The brain regulatory systems are mostly concerned with protecting neurons. If the blood sugar drops slowly, the brain is in very little danger, as it can take slower corrective actions. But, should the blood sugar fall more rapidly the brain assumes that things are approaching a disaster rapidly and emergency measure must be taken rapidly—this activates mechanism not activated during slow glucose reductions—mainly activation of the panic system in the brain. This system, mainly operating via the amygdala, triggers all the symptoms of anxiety—rapid heartbeat, sweating, trembling and a sense of panic. The brain, in essence, is screaming for the person to increase their energy intake rapidly. Again, it is not the fall in glucose itself that endangers the brain, but rather the reactive release of glutamate. The glutamate causes many of the symptoms the person associates with hypoglycemia—anxiety, panic and even anger.

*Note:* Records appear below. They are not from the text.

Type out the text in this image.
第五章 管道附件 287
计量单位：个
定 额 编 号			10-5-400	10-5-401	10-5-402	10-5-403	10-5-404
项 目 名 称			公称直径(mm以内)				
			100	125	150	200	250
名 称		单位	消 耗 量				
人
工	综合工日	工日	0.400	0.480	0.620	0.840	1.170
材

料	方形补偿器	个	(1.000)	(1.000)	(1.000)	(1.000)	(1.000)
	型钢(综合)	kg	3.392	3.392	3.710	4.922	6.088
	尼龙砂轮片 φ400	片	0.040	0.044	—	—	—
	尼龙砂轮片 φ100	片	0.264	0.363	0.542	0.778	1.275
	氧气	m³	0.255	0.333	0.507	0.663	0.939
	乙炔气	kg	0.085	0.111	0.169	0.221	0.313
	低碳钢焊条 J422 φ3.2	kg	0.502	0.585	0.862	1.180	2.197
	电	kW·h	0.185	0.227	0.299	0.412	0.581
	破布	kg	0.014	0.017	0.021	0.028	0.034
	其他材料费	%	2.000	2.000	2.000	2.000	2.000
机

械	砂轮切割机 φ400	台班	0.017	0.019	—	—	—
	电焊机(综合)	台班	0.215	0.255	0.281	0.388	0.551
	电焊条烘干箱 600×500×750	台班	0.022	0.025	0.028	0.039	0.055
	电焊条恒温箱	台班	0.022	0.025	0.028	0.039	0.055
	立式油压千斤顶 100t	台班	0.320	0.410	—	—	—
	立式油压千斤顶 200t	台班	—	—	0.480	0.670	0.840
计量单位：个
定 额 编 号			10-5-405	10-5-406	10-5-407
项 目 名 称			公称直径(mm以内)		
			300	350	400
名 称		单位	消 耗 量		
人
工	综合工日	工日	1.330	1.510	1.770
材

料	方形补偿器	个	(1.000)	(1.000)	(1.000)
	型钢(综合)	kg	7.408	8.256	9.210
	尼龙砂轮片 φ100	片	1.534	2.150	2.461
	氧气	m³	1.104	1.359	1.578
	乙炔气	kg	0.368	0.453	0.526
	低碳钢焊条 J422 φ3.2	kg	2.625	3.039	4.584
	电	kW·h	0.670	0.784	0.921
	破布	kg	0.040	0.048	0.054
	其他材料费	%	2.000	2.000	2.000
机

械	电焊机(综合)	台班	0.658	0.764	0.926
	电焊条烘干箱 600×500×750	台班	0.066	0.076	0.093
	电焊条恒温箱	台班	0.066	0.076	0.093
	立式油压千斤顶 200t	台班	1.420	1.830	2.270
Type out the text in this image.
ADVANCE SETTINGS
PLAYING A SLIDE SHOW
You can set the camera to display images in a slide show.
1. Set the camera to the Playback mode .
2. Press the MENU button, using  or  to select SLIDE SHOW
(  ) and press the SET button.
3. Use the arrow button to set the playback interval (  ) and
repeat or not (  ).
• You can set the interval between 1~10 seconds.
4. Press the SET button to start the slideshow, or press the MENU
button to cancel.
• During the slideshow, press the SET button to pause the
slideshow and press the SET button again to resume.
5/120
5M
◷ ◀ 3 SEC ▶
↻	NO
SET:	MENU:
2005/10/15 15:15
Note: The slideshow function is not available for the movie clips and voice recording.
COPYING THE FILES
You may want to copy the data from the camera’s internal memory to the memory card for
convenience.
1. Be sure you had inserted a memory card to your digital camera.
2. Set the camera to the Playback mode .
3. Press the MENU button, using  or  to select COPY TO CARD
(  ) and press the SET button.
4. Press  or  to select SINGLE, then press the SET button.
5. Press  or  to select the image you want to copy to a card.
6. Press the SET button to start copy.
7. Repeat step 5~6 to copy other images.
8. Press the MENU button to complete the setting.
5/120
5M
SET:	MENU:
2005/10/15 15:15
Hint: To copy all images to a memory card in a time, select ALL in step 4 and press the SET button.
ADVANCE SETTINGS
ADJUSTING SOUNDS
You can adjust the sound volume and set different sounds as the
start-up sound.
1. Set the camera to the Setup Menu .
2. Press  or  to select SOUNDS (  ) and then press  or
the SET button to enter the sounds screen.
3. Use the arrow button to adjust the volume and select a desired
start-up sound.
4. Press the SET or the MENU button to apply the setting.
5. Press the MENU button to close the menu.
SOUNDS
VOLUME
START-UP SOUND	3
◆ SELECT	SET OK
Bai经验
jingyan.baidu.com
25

One of the things I remember quite well when I was a medical student was how much my fellow students hated biochemistry—it was a subject that flunked out most medical students. I loved biochemistry and majored in it in college. The other thing is that the vast majority of physicians do not understand brain pathophysiology of the disorders associated with reactive hypoglycemia.
They have been convinced that the disorder is not real and therefore they refuse to even consider it as a diagnostic differential. For many, their arrogance exceeds their understanding.
The above answer may take time to comprehend. Although I personally write in an easy to understand layman’s language on my website and Facebook page, it is imperative that we add a medical and technical point of view. It is for this reason, the past year I have approached numerous doctors, hospitals, endocrinologists and holistic physicians, inviting them to join the HSF and share their much-needed expertise to address some of our most pressing medical fears and concerns. Some doctors have agreed to and others are considering my request.
So for now, I want to express my sincere appreciation to Dr. Blaylock for his thought, thorough and quick reply. It is such an honor to be able to share this valuable, detailed information with you, my readers,
Here’s to your health,
*Dr. Blaylock attended the Louisiana State University School of Medicine and completed his internship and neurological residency at the Medical University of South Carolina. For 26 years, Dr. Blaylock practiced neurosurgery in addition to having a nutritional practice. He recently retired from his neurosurgical duties to devote his full attention to nutritional research. Dr. Blaylock writes “The Blaylock Wellness Report” newsletter and has authored four books, Excitotoxins: The Taste That Kills, Health and Nutrition Secrets That Can Save Your Life, Natural Strategies for Cancer Patients, and his most recent work, Cellular and Molecular Biology of Autism Spectrum Disorders.